Date Syrup: A nutritious, natural sweetener.
Raisins: Imparts a sweet and pleasant flavor.
Dried Fruit: Use chopped dried figs, raisins, or prunes for natural sweetness.
Flour: 1 cup (rice, whole wheat, or sangak flour)
Oil: 2 tablespoons (olive oil, butter, or ghee)
Water: 5 cups
Kachi spices: As per the recipe above (or use pre-made spices)
Sweetener: To taste (honey, date syrup, raisins, or dried fruit)
Brewed saffron: To taste (for color and aroma)
Rosewater: 1 tablespoon (optional, for fragrance)
Toast the Flour:
In a suitable pot, toast the flour over low heat until the raw smell is gone and it turns slightly golden.
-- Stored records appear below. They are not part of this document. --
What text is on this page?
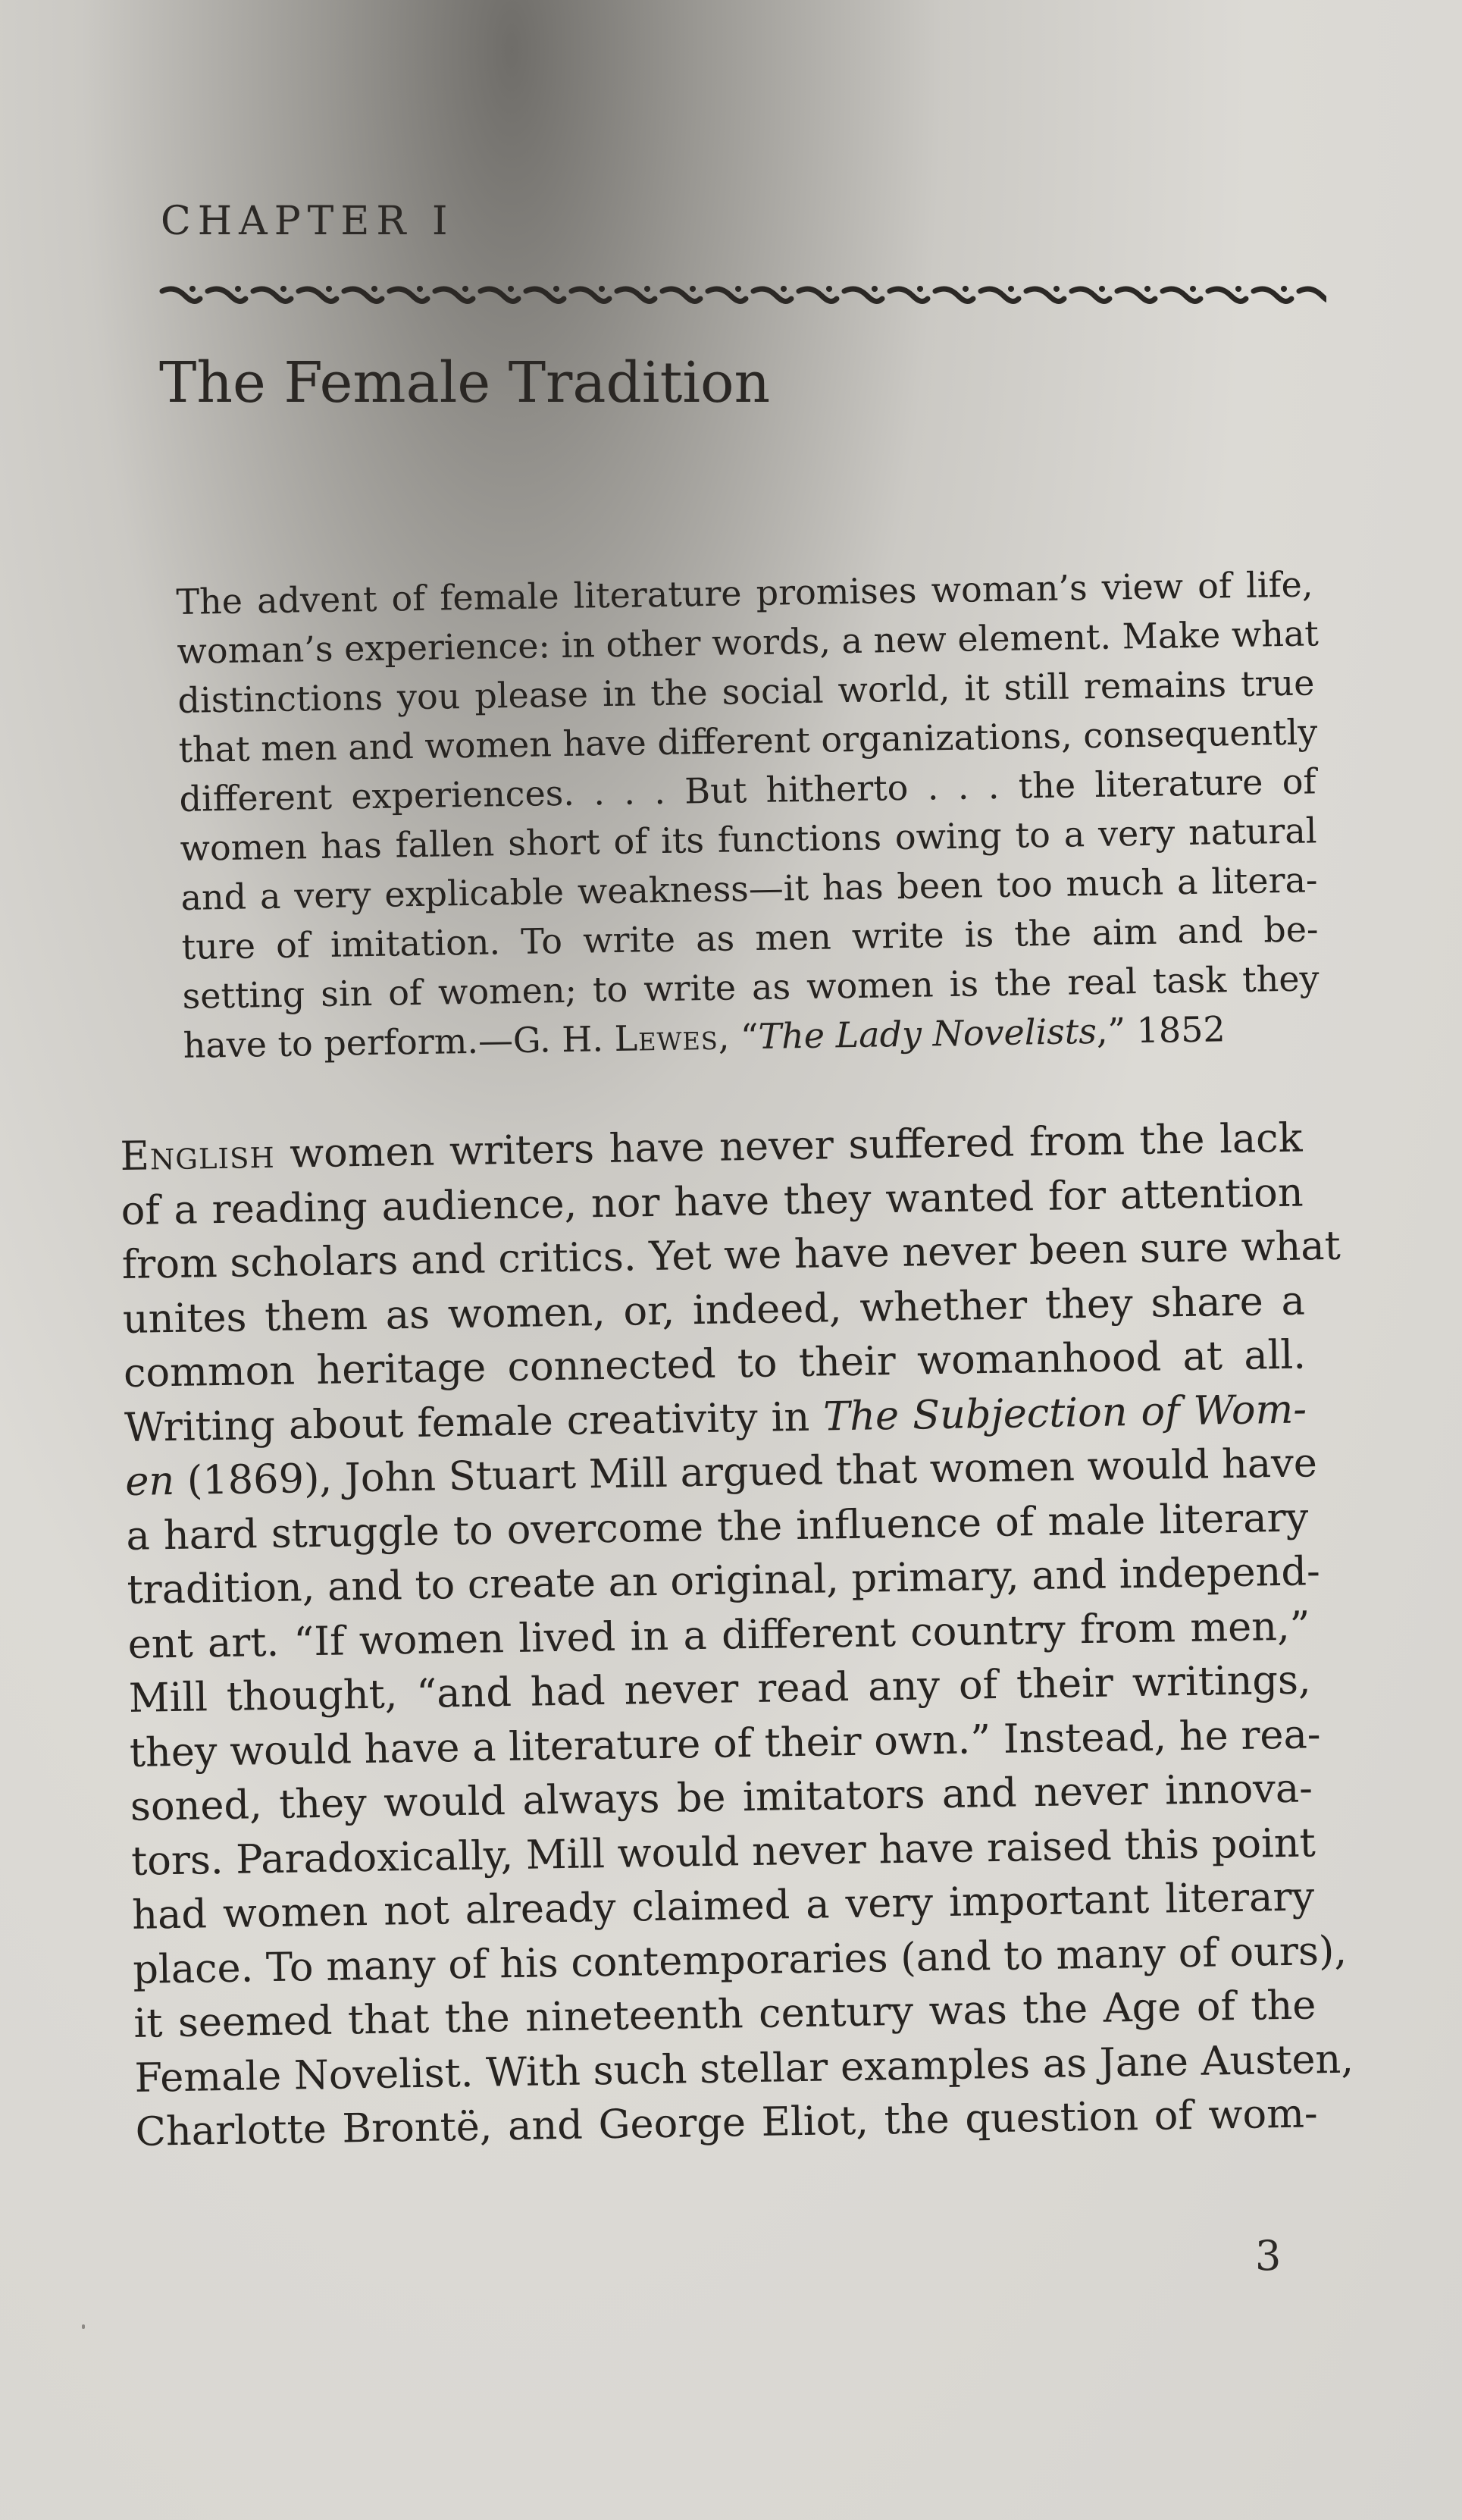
CHAPTER I
The Female Tradition
The advent of female literature promises woman’s view of life,
woman’s experience: in other words, a new element. Make what
distinctions you please in the social world, it still remains true
that men and women have different organizations, consequently
different experiences. . . . But hitherto . . . the literature of
women has fallen short of its functions owing to a very natural
and a very explicable weakness—it has been too much a litera-
ture of imitation. To write as men write is the aim and be-
setting sin of women; to write as women is the real task they
have to perform.—G. H. Lewes, “The Lady Novelists,” 1852
English women writers have never suffered from the lack
of a reading audience, nor have they wanted for attention
from scholars and critics. Yet we have never been sure what
unites them as women, or, indeed, whether they share a
common heritage connected to their womanhood at all.
Writing about female creativity in The Subjection of Wom-
en (1869), John Stuart Mill argued that women would have
a hard struggle to overcome the influence of male literary
tradition, and to create an original, primary, and independ-
ent art. “If women lived in a different country from men,”
Mill thought, “and had never read any of their writings,
they would have a literature of their own.” Instead, he rea-
soned, they would always be imitators and never innova-
tors. Paradoxically, Mill would never have raised this point
had women not already claimed a very important literary
place. To many of his contemporaries (and to many of ours),
it seemed that the nineteenth century was the Age of the
Female Novelist. With such stellar examples as Jane Austen,
Charlotte Brontë, and George Eliot, the question of wom-
3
Take care not to burn it.
Add Oil and Spices:
Stir in the oil and continue to toast the flour. Add the Kachi spices and mix well until the spices release their aroma.
Add Water:
Gradually pour in boiling water, stirring continuously to prevent lumps from forming.
Cook the Kachi:
Allow the mixture to simmer over low heat for 15–20 minutes until it thickens.
Add Sweetener:
Stir in your chosen sweetener and mix thoroughly.
Add Saffron and Rosewater:
Finally, add brewed saffron and rosewater, stirring again.
Serve:
Pour the Kachi into a serving dish and serve warm.
Overheating can burn the Kachi.
For added flavor, include a touch of rosewater.
Always serve Kachi warm.
By following these steps and tips, you can prepare a healthy and delicious sugar-free Kachi and enjoy its exceptional taste.